Class PLL<T>

  • Direct Known Subclasses:
    CroppedPLL, DropPartitionsPLL, IndexedPLL, InMemoryPLL, MapPartitionsPLL, OrderedJoinPLL, PairPLL, RecordPLL, SinglePartitionPLL, TextFilePLL, UnionPLL

    public abstract class PLL<T>
    extends Object
    A Partitioned Lazy List (PLL) is a lazily-computed immutable container data structure to represent lists of elements.

    It is split into contiguous partitions, enabling efficient parallel processing. It is analogous to Spark's Resilient Distributed Datasets (RDD) in spirit, but it is not designed for distributed contexts: a PLL is local to a given JVM. This removes the need for any serialization of jobs or of shuffled data. The API offered by PLL is also more modest, since its only purpose is to fulfill the requirements of the Grid interface.

    Running Spark in standalone mode is only designed for local testing and does not remove the overhead of serialization and scheduling.

    Author:
    Antonin Delpeuch
    • Field Detail

      • id

        protected final long id
      • name

        protected final String name
      • cachedPartitions

        protected io.vavr.collection.Array<io.vavr.collection.Array<T>> cachedPartitions
    • Method Detail

      • compute

        protected abstract CloseableIterator<T> compute​(Partition partition)
        Iterate over the elements of the given partition. This is the method that should be implemented by subclasses. As this method forces computation, ignoring any caching, consumers should not call it directly but rather use iterate(Partition). Once the iterator is not needed anymore, it should be closed.
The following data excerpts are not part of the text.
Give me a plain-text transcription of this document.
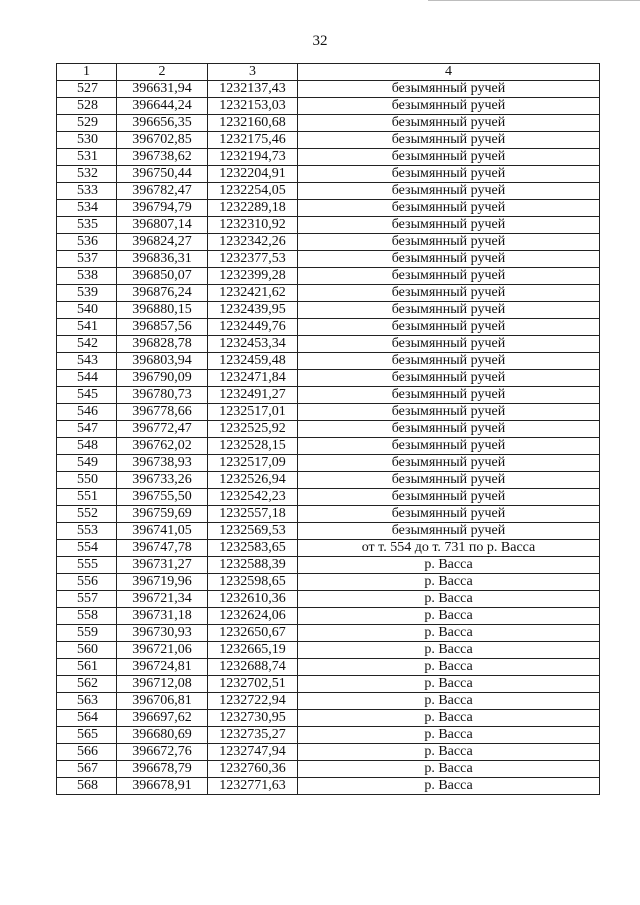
32
1	2	3	4
527	396631,94	1232137,43	безымянный ручей
528	396644,24	1232153,03	безымянный ручей
529	396656,35	1232160,68	безымянный ручей
530	396702,85	1232175,46	безымянный ручей
531	396738,62	1232194,73	безымянный ручей
532	396750,44	1232204,91	безымянный ручей
533	396782,47	1232254,05	безымянный ручей
534	396794,79	1232289,18	безымянный ручей
535	396807,14	1232310,92	безымянный ручей
536	396824,27	1232342,26	безымянный ручей
537	396836,31	1232377,53	безымянный ручей
538	396850,07	1232399,28	безымянный ручей
539	396876,24	1232421,62	безымянный ручей
540	396880,15	1232439,95	безымянный ручей
541	396857,56	1232449,76	безымянный ручей
542	396828,78	1232453,34	безымянный ручей
543	396803,94	1232459,48	безымянный ручей
544	396790,09	1232471,84	безымянный ручей
545	396780,73	1232491,27	безымянный ручей
546	396778,66	1232517,01	безымянный ручей
547	396772,47	1232525,92	безымянный ручей
548	396762,02	1232528,15	безымянный ручей
549	396738,93	1232517,09	безымянный ручей
550	396733,26	1232526,94	безымянный ручей
551	396755,50	1232542,23	безымянный ручей
552	396759,69	1232557,18	безымянный ручей
553	396741,05	1232569,53	безымянный ручей
554	396747,78	1232583,65	от т. 554 до т. 731 по р. Васса
555	396731,27	1232588,39	р. Васса
556	396719,96	1232598,65	р. Васса
557	396721,34	1232610,36	р. Васса
558	396731,18	1232624,06	р. Васса
559	396730,93	1232650,67	р. Васса
560	396721,06	1232665,19	р. Васса
561	396724,81	1232688,74	р. Васса
562	396712,08	1232702,51	р. Васса
563	396706,81	1232722,94	р. Васса
564	396697,62	1232730,95	р. Васса
565	396680,69	1232735,27	р. Васса
566	396672,76	1232747,94	р. Васса
567	396678,79	1232760,36	р. Васса
568	396678,91	1232771,63	р. Васса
This makes it possible to release the underlying resources supporting it, such as open files or sockets.
        Parameters:
        partition - the partition to iterate over
        Returns:
      • numPartitions

        public int numPartitions()
        Returns:
        the number of partitions in this list
      • getPartitions

        public abstract io.vavr.collection.Array<? extends Partition> getPartitions()
        Returns:
        the partitions in this list
      • iterate

        public CloseableIterator<T> iterate​(Partition partition)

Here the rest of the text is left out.